La question des contrats est la plus profonde. Vous avez un homologue qui est la FIFA. Vous devez conclure un accord global avec la FIFA pour que cet accord se répercute ensuite dans la pyramide. Je ne peux pas aller de maison en maison en essayant de changer le mobilier de chaque maison si nous ne concluons pas un accord global qui se répercute ensuite sur l'ensemble de la pyramide. Par exemple, la FIFA ne peut pas permettre à un club de devoir cinq mois de salaire et cela doit être une règle qui découle d'un accord avec la FIFA.
Un accord doit être trouvé sur plusieurs points, certains plus urgents que d'autres. Par exemple, les footballeurs doivent participer à la distribution de l'argent généré par l'industrie du football, dont aujourd'hui seule une très petite partie est impliquée. Nous devons travailler à une meilleure répartition car, pour que certains atteignent la Coupe du monde, ils ont dû se mesurer à d'autres qui se trouvent plus bas dans la pyramide et qui, d'une manière ou d'une autre, les ont rendus meilleurs. Et ceux qui sont au bas de l'échelle doivent être récompensés d'une manière ou d'une autre. Pour moi, l'arrière gauche d'une équipe de troisième division paraguayenne est aussi important que Cristiano Ronaldo. Ce sont tous deux des footballeurs, des travailleurs et des familles.
Je dis toujours que l'on peut vivre sans une main, sans un œil, sans une jambe, mais que l'on ne peut pas vivre sans un cœur. On meurt. Et le footballeur est le cœur du football. Sans footballeur, il n'y a pas de football.
Y a-t-il quelqu'un dans le monde syndical ou dans le sport en général qui vous inspire ?

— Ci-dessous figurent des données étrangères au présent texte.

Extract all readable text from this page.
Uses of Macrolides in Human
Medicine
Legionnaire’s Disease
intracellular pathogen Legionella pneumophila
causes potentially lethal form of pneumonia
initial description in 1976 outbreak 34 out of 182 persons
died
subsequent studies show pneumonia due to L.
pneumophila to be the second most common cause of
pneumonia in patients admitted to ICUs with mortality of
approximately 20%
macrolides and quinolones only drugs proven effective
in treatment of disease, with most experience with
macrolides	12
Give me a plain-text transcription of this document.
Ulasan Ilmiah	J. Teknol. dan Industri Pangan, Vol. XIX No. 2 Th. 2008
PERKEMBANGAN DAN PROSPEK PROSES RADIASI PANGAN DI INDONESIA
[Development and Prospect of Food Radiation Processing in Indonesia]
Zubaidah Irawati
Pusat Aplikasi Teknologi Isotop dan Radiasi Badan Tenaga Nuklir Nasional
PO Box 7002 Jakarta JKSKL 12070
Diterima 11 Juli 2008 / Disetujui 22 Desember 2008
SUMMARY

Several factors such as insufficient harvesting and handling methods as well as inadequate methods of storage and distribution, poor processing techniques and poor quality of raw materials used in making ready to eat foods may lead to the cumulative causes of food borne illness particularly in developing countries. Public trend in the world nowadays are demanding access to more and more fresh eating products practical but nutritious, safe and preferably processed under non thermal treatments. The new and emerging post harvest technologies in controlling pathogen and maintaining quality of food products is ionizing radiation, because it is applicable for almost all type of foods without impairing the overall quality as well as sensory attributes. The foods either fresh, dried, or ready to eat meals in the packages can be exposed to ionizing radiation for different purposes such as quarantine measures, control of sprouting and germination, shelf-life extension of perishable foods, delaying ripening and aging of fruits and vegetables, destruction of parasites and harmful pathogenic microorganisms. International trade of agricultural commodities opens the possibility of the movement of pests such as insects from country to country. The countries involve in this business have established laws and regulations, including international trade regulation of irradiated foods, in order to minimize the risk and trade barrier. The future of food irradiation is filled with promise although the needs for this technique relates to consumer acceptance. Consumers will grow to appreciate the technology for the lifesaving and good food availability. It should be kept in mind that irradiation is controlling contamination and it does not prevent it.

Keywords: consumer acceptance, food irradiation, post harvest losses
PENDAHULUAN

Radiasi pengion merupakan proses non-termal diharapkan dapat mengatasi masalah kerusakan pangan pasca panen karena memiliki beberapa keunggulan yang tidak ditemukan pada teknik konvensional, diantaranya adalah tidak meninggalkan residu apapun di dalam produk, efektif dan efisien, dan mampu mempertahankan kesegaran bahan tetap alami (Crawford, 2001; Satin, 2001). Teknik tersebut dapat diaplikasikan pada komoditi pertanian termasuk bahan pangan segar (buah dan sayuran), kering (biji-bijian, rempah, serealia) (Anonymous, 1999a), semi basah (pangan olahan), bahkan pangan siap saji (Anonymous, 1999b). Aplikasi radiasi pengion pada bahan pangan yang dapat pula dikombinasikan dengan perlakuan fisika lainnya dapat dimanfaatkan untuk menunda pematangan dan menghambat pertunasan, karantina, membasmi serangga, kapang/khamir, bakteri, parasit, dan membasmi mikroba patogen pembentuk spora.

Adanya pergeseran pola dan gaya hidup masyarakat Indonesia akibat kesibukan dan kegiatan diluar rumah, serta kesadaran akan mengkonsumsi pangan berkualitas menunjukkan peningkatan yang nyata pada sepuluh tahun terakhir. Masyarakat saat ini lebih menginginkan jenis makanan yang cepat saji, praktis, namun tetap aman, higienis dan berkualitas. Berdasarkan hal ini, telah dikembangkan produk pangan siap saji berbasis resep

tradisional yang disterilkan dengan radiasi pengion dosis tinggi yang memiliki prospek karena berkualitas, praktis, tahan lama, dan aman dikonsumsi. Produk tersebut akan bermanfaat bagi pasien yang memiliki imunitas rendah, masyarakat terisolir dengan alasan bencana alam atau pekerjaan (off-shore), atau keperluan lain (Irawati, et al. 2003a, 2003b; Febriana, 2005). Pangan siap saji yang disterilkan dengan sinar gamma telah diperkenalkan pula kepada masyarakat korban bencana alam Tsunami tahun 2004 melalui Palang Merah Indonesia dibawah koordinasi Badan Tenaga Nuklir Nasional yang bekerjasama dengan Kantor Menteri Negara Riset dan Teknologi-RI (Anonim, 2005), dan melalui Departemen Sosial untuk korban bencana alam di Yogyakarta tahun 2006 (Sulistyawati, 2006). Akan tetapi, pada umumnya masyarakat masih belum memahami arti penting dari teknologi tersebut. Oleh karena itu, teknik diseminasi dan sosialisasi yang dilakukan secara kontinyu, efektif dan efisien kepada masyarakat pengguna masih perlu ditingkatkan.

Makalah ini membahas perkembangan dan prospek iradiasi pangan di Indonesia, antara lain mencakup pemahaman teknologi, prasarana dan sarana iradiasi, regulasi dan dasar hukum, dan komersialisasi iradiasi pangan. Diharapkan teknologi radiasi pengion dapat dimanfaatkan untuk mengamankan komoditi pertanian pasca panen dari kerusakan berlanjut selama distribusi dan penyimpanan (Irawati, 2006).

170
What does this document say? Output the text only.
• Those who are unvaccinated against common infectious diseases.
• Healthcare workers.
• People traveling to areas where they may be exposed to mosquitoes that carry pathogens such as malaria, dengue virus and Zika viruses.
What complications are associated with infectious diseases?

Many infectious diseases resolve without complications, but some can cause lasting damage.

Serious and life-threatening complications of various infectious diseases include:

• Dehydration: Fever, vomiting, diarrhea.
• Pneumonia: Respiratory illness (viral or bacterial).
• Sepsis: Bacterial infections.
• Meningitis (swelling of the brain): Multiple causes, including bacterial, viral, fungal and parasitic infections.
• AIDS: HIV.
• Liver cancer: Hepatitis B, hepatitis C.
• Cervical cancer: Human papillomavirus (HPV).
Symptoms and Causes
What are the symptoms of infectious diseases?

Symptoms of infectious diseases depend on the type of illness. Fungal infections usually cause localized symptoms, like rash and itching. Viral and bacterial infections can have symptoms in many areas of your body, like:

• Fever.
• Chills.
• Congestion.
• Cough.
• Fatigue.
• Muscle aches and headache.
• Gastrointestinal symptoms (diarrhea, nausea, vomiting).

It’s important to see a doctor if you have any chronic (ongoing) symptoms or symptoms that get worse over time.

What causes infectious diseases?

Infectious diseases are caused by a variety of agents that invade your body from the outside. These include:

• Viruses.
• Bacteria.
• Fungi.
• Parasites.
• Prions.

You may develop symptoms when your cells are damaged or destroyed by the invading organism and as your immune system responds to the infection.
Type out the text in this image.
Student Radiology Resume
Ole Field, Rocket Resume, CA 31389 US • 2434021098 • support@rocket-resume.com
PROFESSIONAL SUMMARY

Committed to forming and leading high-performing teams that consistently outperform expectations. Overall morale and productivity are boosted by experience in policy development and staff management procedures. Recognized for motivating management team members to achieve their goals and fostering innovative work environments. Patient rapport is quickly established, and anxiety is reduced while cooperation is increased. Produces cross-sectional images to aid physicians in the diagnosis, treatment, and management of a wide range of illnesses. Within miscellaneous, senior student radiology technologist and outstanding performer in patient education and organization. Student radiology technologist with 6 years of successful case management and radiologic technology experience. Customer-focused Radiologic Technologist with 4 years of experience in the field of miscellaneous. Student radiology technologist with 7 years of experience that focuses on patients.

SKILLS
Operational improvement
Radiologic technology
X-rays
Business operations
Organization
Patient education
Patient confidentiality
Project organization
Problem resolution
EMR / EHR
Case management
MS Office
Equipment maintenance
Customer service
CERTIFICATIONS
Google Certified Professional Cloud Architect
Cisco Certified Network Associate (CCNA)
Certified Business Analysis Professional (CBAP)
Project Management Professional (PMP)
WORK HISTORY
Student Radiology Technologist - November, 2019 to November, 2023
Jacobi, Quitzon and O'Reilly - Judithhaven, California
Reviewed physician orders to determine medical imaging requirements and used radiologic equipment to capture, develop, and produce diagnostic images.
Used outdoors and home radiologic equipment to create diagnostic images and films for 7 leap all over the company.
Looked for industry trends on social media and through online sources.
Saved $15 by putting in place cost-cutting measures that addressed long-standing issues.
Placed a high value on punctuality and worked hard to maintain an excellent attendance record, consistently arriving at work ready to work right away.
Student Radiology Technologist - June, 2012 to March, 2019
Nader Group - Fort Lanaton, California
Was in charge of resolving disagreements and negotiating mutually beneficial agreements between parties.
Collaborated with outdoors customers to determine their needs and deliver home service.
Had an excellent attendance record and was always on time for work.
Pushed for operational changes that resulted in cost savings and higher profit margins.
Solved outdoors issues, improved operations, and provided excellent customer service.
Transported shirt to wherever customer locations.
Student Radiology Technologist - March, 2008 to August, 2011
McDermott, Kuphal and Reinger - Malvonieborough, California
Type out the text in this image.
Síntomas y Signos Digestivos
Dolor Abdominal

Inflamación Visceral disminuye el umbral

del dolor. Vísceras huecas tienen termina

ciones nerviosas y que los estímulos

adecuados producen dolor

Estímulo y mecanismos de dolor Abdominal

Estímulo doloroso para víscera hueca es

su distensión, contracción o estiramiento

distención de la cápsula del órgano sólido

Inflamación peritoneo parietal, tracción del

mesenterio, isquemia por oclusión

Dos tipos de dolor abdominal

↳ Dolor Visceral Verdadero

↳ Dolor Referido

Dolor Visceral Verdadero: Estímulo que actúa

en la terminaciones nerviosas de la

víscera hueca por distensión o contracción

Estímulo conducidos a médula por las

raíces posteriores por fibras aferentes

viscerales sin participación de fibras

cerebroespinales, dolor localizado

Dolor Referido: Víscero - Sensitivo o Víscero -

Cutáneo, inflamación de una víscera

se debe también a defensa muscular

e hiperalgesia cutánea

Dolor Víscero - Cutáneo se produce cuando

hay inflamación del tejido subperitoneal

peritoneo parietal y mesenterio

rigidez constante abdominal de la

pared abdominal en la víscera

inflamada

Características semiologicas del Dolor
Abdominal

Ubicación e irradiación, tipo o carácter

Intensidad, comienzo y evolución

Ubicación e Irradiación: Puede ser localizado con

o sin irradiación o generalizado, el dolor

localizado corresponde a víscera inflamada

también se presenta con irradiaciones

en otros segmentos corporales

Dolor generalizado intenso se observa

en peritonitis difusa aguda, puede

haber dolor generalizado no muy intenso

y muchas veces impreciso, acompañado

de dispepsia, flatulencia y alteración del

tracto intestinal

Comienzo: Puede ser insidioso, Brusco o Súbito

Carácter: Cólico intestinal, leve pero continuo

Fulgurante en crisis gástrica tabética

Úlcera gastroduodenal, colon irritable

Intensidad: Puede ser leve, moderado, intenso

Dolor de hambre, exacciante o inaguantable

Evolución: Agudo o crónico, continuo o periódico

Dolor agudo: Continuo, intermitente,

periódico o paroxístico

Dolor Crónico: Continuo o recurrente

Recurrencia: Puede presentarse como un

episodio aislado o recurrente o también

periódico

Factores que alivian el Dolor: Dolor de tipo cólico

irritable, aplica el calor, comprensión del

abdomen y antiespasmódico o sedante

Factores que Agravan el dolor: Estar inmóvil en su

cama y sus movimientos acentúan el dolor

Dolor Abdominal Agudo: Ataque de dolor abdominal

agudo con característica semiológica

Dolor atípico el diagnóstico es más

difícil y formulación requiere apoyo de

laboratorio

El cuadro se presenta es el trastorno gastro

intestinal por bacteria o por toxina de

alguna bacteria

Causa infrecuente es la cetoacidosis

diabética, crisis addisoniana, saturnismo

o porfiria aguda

J'avais un collègue qui était aussi mon entraîneur et qui est devenu plus tard secrétaire général d'Agremiados : Carlos Della Savia. Il a été une grande référence pour moi en raison de sa conviction, parce qu'il a toujours privilégié le bien-être général par rapport à l'individu et parce que c'est une personne qui a toujours soulevé des débats sur le développement et qui a travaillé sur la construction. C'est ce que j'aime, c'est le feu sacré. Le jour où l'on n'a plus cette passion de construire et de faire, il faut prendre sa retraite et rentrer chez soi.
Quel est votre meilleur souvenir sportif ?
Le jour où j'ai joué mon premier match en première division. C'était comme dire "c'est le rêve que j'ai toujours eu et je l'ai réalisé". Être un joueur professionnel et vivre de ce que j'aime et de ce qui me passionne. J'avais 19 ans et je jouais à Gimnasia y Esgrima de La Plata. Un de mes coéquipiers, Romero, s'est blessé et Della Savia m'a dit que j'allais jouer le lendemain. C'est une belle journée quand on ne dort pas.
Je suis très reconnaissant envers cette activité. Elle m'a façonné en tant que personne, elle m'a donné de bons principes. De bonnes choses. Le football est un bon endroit pour se forger une bonne identité.
Qu'est-ce qui vous motive au quotidien ?
Faire des choses, tous les jours nous devons faire des choses. Il est essentiel d'avoir une bonne idée, mais une idée sans action ne fonctionne pas. Il faut être créatif et agir.